Brainfood: COVID & seeds, Livestock integration, Farm diversity, Diet diversity, Genetic diversity, Cassava landraces, Wild coffee, Variety registration, Kava kastom, Neolithic Europe
- Viewpoint: COVID-19 and seed security response now and beyond. Think before you spread seeds around.
- Integrated crop-livestock system with system fertilization approach improves food production and resource-use efficiency in agricultural lands. Integrating livestock in soybean production is good for the amount of energy produced per unit of nutrient applied, if that’s what floats your boat.
- Holistic agricultural diversity index as a measure of agricultural diversity: A cross-sectional study of smallholder farmers in Lilongwe district of Malawi. An interesting way of measuring overall farm diversity. But is there a link with dietary diversity?
- Dietary diversity scores, nutrient intakes and biomarkers vitamin B12, folate and Hb in rural youth from the Pune Maternal Nutrition Study. Dietary diversity is linked to better micronutrient status. But is there a link with genetic diversity?
- Evaluating surrogates of genetic diversity for conservation planning. There’s nothing quite as good as neutral markers, alas.
- Phenotypic diversity assessment within a major ex situ collection of wild endemic coffees in Madagascar. Never mind the species or genetic diversity, look at the trait variability.
- Understanding cassava varietal preferences through pairwise ranking of gari‐eba and fufu prepared by local farmer–processors. Landraces are sometimes better than improved varieties.
- Do the importations of crop products affect the genetic diversity from landraces? A study case in garlic (Allium sativum L.). Apparently not, surprisingly enough.
- Overcoming barriers to the registration of new varieties. DUS needs genomics. But what about registering landraces? Do we need a completely separate system for that?
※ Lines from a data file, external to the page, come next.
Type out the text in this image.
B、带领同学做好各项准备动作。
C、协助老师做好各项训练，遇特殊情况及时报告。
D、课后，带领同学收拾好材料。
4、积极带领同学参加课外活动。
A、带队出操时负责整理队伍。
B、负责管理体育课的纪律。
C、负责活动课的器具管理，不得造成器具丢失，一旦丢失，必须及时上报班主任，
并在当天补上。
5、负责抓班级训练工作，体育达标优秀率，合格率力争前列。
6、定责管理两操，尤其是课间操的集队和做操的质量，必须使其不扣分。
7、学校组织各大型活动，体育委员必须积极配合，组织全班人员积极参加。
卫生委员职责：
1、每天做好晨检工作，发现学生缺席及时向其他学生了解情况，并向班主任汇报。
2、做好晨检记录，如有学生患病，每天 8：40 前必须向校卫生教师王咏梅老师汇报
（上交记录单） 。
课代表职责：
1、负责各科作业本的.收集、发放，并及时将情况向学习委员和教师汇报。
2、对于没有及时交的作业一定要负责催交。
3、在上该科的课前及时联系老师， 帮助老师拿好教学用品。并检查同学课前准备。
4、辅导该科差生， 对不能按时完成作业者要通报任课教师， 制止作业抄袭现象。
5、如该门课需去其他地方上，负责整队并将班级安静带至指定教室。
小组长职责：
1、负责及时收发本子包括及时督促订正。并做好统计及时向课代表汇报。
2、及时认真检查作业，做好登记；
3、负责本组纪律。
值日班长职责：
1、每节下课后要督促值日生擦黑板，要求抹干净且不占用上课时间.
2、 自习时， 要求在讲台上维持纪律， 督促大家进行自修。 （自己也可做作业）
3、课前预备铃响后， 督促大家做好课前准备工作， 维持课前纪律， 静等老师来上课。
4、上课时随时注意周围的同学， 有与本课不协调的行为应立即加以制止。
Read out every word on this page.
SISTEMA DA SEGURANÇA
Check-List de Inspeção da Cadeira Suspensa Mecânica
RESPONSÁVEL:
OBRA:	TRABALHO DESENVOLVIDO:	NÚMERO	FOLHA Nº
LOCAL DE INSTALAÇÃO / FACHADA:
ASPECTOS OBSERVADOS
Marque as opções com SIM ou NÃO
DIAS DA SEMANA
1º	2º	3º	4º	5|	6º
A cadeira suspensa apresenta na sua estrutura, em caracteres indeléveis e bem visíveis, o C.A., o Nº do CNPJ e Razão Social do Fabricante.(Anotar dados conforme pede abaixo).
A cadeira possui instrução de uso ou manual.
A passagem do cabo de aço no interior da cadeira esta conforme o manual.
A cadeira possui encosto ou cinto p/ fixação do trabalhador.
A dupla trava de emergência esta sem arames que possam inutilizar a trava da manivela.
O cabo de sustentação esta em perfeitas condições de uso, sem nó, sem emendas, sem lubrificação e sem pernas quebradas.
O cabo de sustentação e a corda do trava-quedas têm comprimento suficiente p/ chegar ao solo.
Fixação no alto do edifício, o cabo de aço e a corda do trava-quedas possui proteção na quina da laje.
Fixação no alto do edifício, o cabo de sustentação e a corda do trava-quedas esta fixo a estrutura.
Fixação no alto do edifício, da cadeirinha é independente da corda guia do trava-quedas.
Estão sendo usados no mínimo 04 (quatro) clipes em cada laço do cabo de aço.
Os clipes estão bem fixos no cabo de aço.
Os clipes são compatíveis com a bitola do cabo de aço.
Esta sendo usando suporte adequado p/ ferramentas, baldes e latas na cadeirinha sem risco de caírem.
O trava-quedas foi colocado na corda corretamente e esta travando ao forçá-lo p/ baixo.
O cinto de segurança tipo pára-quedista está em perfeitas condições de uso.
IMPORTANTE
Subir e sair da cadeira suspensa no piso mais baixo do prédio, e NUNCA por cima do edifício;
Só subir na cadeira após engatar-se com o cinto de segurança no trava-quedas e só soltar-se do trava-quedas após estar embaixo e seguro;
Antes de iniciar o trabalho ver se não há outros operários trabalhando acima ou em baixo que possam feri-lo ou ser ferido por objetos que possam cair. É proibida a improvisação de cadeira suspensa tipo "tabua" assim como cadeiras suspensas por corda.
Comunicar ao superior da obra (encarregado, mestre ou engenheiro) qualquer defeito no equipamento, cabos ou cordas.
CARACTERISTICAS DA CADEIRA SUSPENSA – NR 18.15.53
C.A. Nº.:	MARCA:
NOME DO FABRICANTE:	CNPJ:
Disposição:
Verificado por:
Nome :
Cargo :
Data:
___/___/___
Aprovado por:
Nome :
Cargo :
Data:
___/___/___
- Legal geographies of kava, kastom and indigenous knowledge: Next steps under the Nagoya Protocol. One approach implementing Nagoya at the community level. But is it scalable?
- New evidence on the earliest domesticated animals and possible small-scale husbandry in Atlantic NW Europe. There was a long period of contact between local hunter-gatherers and incoming farmers, resulting in a transitional farmer-herder stage.